Through everything life threw at him, he was able to stay headstrong and adapt to the harshest of environments.
Originally from Kansas, Bob found himself in Chicago for railroad work. Unhappy with his position, he had an interesting reaction to receiving his draft notice.
“Strange to say, getting the draft notice, I saw that as my ticket out of Chicago,” Robison said. “That was good news in a way. I just didn’t look far enough down the road to see the second step.”
With orders sending him to Vietnam, Bob thought he would be using his skills from his time on the railroad in his day to day as a Draftsman. With the conditions in Vietnam, that changed almost immediately.

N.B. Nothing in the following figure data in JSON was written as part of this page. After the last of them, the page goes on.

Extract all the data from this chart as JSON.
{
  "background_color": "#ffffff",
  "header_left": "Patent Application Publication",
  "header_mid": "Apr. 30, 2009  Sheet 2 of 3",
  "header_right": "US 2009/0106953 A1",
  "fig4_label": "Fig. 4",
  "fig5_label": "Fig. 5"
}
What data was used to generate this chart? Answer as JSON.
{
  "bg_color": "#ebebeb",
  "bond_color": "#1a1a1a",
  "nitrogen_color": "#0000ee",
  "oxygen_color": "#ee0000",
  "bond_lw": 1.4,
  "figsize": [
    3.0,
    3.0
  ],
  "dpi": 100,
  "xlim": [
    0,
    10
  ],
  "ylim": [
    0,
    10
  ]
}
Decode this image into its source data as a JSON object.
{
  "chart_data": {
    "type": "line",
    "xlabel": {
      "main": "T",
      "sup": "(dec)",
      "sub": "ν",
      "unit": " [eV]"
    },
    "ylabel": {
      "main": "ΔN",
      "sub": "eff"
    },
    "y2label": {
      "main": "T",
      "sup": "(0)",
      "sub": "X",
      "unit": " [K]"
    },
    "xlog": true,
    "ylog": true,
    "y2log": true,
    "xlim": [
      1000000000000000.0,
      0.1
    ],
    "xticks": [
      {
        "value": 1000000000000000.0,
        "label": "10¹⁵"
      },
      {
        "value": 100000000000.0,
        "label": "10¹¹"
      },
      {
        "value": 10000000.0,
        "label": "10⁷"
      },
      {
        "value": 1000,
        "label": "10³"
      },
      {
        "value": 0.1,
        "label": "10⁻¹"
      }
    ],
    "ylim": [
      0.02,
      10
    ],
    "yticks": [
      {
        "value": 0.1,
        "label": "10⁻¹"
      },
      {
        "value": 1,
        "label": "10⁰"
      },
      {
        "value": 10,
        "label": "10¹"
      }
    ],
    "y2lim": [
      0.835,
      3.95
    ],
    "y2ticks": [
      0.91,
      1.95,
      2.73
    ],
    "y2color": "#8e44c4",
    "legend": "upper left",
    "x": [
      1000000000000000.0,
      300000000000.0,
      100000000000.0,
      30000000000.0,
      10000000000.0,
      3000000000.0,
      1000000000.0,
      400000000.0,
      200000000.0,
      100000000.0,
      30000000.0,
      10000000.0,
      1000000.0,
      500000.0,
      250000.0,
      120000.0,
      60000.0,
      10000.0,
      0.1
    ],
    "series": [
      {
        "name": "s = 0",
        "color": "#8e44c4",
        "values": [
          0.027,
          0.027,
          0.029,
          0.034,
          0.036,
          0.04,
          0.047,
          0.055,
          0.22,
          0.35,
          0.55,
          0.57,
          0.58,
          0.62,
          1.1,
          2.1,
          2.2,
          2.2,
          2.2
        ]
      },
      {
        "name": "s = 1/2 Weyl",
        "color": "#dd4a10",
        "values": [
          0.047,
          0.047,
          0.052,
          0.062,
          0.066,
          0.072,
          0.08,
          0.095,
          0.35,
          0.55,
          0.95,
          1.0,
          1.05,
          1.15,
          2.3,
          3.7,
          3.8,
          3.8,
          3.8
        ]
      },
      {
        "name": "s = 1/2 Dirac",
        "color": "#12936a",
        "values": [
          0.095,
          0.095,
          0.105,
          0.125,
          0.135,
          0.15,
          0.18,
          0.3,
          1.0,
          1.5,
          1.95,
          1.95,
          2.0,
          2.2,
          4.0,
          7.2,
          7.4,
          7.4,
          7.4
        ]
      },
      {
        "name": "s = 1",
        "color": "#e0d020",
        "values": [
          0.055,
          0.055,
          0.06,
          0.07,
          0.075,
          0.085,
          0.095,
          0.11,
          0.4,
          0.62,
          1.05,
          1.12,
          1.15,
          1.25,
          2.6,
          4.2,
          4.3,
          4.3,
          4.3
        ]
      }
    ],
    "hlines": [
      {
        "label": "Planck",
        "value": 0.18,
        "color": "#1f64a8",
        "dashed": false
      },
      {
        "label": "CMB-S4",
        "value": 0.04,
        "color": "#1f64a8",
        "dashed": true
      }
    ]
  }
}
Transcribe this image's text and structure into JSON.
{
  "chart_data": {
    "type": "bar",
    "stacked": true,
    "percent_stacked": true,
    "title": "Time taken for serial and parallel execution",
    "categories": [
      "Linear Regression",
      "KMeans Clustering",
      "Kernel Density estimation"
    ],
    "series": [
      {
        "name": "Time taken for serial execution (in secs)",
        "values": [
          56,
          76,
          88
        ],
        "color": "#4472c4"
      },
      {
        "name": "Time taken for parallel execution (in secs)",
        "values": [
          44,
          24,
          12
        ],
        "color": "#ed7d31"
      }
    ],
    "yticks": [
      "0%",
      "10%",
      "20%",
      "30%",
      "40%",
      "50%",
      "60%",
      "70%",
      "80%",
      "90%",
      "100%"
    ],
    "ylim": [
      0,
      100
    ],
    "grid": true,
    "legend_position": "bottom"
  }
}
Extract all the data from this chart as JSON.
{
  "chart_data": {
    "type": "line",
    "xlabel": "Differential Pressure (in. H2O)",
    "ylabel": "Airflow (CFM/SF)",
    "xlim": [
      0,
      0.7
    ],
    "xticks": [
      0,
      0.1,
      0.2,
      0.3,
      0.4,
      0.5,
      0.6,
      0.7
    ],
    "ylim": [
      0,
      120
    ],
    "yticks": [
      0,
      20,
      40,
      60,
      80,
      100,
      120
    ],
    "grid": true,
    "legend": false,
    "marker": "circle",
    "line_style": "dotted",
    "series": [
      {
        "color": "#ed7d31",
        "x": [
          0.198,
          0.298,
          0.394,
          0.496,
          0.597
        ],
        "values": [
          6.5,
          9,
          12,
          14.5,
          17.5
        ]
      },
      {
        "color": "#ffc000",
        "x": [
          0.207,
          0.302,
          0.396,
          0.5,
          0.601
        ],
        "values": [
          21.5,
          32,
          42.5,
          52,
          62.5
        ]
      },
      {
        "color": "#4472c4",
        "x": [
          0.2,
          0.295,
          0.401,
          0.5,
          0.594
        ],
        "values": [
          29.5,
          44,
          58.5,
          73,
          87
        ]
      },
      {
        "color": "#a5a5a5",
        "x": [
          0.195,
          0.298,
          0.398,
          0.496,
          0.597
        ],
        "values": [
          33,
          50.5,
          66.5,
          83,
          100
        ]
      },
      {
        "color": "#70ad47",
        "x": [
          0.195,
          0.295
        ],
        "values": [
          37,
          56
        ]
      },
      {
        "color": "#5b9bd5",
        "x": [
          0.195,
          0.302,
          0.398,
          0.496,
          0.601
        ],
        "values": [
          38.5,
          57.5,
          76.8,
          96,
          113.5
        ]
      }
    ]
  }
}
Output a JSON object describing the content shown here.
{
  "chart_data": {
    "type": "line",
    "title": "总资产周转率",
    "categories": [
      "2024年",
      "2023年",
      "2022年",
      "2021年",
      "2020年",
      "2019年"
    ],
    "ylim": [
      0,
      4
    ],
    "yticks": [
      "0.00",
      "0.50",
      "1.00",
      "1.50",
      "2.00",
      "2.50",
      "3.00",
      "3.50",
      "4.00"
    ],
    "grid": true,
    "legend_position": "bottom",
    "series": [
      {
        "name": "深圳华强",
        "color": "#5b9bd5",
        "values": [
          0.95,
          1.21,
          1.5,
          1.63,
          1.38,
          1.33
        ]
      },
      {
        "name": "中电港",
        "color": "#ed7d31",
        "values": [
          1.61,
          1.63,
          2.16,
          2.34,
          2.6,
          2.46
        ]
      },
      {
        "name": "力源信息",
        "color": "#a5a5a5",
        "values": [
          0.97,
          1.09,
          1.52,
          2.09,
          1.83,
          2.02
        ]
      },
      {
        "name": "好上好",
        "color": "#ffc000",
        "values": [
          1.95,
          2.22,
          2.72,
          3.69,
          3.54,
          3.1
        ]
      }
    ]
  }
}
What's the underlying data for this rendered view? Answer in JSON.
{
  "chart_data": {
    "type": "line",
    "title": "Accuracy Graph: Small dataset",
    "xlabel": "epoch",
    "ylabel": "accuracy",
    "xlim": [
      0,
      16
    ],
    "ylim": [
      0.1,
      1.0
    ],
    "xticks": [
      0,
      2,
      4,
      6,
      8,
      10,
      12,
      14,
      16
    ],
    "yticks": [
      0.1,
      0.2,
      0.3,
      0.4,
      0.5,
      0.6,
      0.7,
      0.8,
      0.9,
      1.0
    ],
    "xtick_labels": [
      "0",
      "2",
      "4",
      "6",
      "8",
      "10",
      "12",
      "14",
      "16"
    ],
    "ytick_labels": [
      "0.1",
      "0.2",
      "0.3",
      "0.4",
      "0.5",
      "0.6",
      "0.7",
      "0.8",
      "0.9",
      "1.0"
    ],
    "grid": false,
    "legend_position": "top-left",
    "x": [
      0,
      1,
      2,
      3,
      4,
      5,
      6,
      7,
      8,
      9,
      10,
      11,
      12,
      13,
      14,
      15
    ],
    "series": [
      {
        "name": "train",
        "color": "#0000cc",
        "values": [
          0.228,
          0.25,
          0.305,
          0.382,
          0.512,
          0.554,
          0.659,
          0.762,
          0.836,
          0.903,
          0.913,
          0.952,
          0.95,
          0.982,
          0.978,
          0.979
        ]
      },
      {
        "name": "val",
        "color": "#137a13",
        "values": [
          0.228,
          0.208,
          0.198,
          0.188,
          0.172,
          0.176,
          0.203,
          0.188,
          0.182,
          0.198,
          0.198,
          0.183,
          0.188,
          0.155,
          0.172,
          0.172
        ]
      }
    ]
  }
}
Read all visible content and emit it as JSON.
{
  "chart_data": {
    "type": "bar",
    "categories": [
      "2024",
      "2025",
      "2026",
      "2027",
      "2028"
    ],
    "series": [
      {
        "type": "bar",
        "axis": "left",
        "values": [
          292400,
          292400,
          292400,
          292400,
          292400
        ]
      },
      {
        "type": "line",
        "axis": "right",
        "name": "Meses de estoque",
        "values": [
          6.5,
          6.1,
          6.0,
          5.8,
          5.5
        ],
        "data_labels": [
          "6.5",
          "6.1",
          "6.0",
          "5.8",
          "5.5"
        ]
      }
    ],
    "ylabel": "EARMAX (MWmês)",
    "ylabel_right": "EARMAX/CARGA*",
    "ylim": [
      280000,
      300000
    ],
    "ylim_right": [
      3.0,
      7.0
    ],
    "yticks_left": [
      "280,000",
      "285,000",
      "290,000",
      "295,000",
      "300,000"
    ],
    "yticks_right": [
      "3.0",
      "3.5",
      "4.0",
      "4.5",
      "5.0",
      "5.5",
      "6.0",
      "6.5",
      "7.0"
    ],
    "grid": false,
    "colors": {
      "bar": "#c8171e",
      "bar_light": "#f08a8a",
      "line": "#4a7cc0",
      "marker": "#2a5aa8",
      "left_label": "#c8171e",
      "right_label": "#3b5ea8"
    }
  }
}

“I became an escort guard for officers or senior NCOs that were going somewhere,” Robison said. “I carried dispatches back and forth to the headquarters and I think carried the mail back and forth. Whenever the South Vietnamese guys were sent out to do something, an American was supposed to be with them, that usually was, they sent me.”
As an Escort Guard, the route Bob had to take was filled with obstacles and difficult challenges.
“On that road, they would sometimes put mines and stuff in the road trying to blow stuff up,” he said. “You never knew, there were some ambushes along there sometimes and stuff. Almost worse than that, later in the day, traffic congestion was so bad. I didn’t feel too alarmed if we’re zipping down the road, but if you get in a traffic jam, and we did about halfway between those two places, if you’re sitting still that’s not good. We had several times that that was kind of a bad situation where we were sitting still and there were things going on around us.”
Reflecting on what the act of service means, Bob believes we all contribute in our day to day, be it through the military or in our community.
“Everybody serves their country in one way or the other,” Robison said. “You don’t have to go to the military to be a good citizen, to serve your country, but it was one of the ways I was able to go and to serve.”
Nowadays, Bob is working on establishing a veteran memorial in Madison Kansas, where he’s been a minister for over 40 years.